Business Cycle vs Shock To Shock – Walking the tightrope

Aug. 15. Hans Lysglimt

Most investors do not hold any gold, some have bought gold in the commodity boom we have just been through. Gold is not an “investment”, it is a hedge. And gold has been in a boom overpricing it seriously during the last few years. Gold fell under USD 800 last night.
Gold might well fall further, I expect it to do so. The point I am making is that sometime a serious investor should accumulate some gold. This needs to be bought sometime. This they should do in the current dip in gold prices. Trying to time this perfectly is futile, I do not know if gold will fall to 700 – 600 – 500 or less. But I do know that gold will cost several thousand dollars in our lifetime, say in 2020 or 2050, for those expecting themselves or their heirs to be around then. So the point is that the gold bubble has popped, and by the time of the next Olympic games in London in 2012 and there might be a new recovery, you should have accumulated a few dozen 1 ounce and 1/10 ounce gold coins, and some gold in your portfolio averaging out at “relatively” low prices. I will assume that you hold zero gold today. If you carefully start buying now, and over the next 2-4 years you should be able to average into your gold possition at decent levels, carefully buying say one 1 ounce coin per month until the London Olympics. Investigating how to and where to buy gold for investment now, carefully awaiting a good time to buy into some, carefully. This is also assuming that you have savings to invest, if you are financially underwater, or have a speculation approach to gold or financially hard pressed otherwise you should wait with your gold investment until you are more ready. If you are fully invested or over invested in gold you should consider selling some. There is much more to gold than just “buy” or “sell”, if you are looking at investing in gold from my advice please search for “gold” here on the site to see a fuller picture.

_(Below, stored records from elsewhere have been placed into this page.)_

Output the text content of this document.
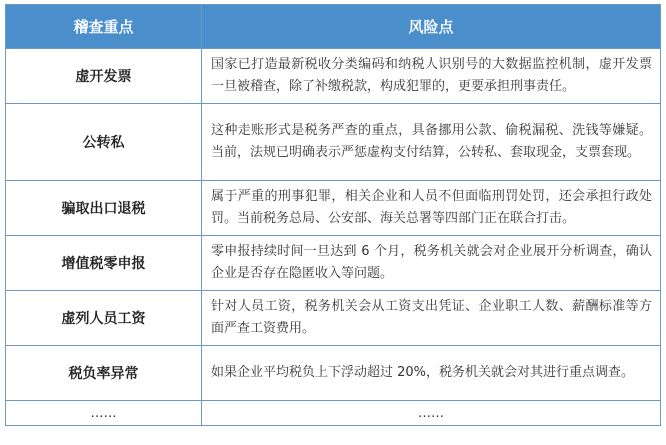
稽查重点	风险点
虚开发票	国家已打造最新税收分类编码和纳税人识别号的大数据监控机制，虚开发票一旦被稽查，除了补缴税款，构成犯罪的，更要承担刑事责任。
公转私	这种走账形式是税务严查的重点，具备挪用公款、偷税漏税、洗钱等嫌疑。当前，法规已明确表示严惩虚构支付结算，公转私、套取现金，支票套现。
骗取出口退税	属于严重的刑事犯罪，相关企业和人员不但面临刑罚处罚，还会承担行政处罚。当前税务总局、公安部、海关总署等四部门正在联合打击。
增值税零申报	零申报持续时间一旦达到 6 个月，税务机关就会对企业展开分析调查，确认企业是否存在隐匿收入等问题。
虚列人员工资	针对人员工资，税务机关会从工资支出凭证、企业职工人数、薪酬标准等方面严查工资费用。
税负率异常	如果企业平均税负上下浮动超过 20%，税务机关就会对其进行重点调查。
……	……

I am a believer in the Austrian School of economics taking a business cycle view of the economy’s development. The late Milton Friedman was not, he saw the economy developing through a series of shocks. Right or wrong? Both are oversimplified mental models to understand the world. The first verse of the Tao is “The truth can can be told is not the eternal truth.” The world is infinitely more complex than to be able to be captured in one model. At the same time they are both right as they both contribute some to our understanding. Being an economist trying to analyze and making predictions is inherently a humbling exercise.

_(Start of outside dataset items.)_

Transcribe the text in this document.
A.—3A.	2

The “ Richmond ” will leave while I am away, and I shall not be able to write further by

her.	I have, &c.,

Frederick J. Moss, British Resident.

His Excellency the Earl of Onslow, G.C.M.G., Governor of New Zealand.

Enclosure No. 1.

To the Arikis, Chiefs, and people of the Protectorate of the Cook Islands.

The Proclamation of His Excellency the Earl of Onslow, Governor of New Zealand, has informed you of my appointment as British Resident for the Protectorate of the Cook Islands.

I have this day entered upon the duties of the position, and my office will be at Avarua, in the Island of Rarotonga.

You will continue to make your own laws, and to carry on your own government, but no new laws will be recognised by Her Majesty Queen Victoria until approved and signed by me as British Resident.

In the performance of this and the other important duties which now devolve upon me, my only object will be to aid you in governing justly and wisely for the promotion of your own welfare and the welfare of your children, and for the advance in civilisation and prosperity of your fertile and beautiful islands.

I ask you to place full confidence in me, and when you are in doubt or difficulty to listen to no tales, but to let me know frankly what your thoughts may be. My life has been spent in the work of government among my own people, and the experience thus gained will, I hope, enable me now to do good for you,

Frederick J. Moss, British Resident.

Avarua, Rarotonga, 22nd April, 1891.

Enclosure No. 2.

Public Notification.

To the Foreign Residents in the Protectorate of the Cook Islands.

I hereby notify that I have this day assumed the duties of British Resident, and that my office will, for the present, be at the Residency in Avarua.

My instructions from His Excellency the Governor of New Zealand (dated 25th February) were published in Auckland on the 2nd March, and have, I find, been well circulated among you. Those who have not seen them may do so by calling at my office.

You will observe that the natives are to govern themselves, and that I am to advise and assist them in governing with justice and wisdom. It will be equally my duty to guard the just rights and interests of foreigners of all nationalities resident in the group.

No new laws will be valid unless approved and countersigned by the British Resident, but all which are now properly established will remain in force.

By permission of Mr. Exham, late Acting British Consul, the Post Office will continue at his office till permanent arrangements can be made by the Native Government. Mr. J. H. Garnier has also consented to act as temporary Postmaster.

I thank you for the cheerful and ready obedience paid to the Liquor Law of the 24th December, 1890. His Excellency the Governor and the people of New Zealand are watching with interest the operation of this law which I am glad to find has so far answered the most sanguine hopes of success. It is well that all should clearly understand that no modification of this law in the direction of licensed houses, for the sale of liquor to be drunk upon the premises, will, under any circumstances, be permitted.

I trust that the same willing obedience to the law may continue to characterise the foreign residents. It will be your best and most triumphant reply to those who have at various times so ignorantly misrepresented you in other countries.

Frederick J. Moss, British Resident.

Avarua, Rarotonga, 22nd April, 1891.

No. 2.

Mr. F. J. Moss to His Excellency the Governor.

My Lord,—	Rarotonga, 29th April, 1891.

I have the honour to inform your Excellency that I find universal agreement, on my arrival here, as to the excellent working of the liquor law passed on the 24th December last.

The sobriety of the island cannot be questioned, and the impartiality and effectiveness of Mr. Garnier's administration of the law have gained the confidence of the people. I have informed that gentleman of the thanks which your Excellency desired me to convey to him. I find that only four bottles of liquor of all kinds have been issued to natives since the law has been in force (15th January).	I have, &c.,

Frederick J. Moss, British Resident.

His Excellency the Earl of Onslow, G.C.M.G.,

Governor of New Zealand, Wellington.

Austrian business cycle theory tell us we are now facing a serious recession. Bubbles have been pumped up and now needs to be deflated in a painful process taking time. I have written extensively on this.

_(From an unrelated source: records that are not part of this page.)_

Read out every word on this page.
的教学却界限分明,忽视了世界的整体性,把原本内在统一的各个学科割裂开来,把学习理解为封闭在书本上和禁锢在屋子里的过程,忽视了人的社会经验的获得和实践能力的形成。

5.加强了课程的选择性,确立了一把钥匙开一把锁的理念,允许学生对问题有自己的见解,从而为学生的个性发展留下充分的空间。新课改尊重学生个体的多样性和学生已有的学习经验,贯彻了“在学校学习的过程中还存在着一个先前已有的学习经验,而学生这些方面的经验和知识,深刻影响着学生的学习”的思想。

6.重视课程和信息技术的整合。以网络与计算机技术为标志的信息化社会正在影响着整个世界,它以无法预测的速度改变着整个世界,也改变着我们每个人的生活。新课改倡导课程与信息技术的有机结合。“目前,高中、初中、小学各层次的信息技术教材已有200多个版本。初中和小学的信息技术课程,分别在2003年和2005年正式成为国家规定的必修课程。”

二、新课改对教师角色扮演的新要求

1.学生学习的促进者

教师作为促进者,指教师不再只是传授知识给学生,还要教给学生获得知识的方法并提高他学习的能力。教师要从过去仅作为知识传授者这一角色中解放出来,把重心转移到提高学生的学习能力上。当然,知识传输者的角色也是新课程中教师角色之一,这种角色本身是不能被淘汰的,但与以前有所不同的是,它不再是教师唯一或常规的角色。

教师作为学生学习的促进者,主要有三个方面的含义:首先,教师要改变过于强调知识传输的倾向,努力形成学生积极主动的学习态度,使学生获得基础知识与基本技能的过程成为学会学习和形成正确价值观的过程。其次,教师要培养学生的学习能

At the same time we are in a shock intense environment. Shocks come as a result to imbalances, and the response can create more imbalances. Bernanke responded in February by cutting interest rated 75 points, this was a counter shock response to the shock. But the inherent nature of shocks and counter shocks is not to instantly create calm, rather shocks create more shocks, hopefully smaller, in a wobbling fashion until you reach calm. Imagine walking a tightrope with a long balancing stick, when all is well you walk straight and fine, but when you, the rope, and the stick starts to wobble it takes many adjustments to get back to easy straight walking calm. The bigger the wobble, the more adjustments it takes. Smaller and smaller delicately fine tuned adjustments to calm down the rope. One maladjustment and the wobble increases again.
You might even fall entirely off the rope, as the Austrian Empire did in 1918. But I do not believe that the US economy, or the world, will fall off this time around, it could, but it is not likely. This is not “the big reckoning”, the world is to peaceful, USA is to strong, things are to good for that. Rather I believe this is a very serious wobbling that will require many adjustments to calm down. It might even suddenly get new shocks if any of the wobbling is not handed precisely right. Walking the tightrope is an art not a science we remind ourselves as every morning we watch the circus spectacle. I therefore expect the markets not to calm down, as seems to be an establishment consensus, but rather to continue wobbling in the time to come. And at any time the wobbling could shoot up by the slightest mishandling. I would be very surprised if this is handled perfectly and fully expect mistakes to be made.

If you are shorting the market by long maturity put options as I have recommended for the few ( limit this to a fraction say 10-20% of your portfolio) you should look for periods of booms of at least 5-10% followed by relative calm. When confidence is built up, and the sentiment is that this is now over. Buy puts on confidence, sell on fear. You are a confidence contrarian. There will be many more wobblings between confidence and fear before this is truly over.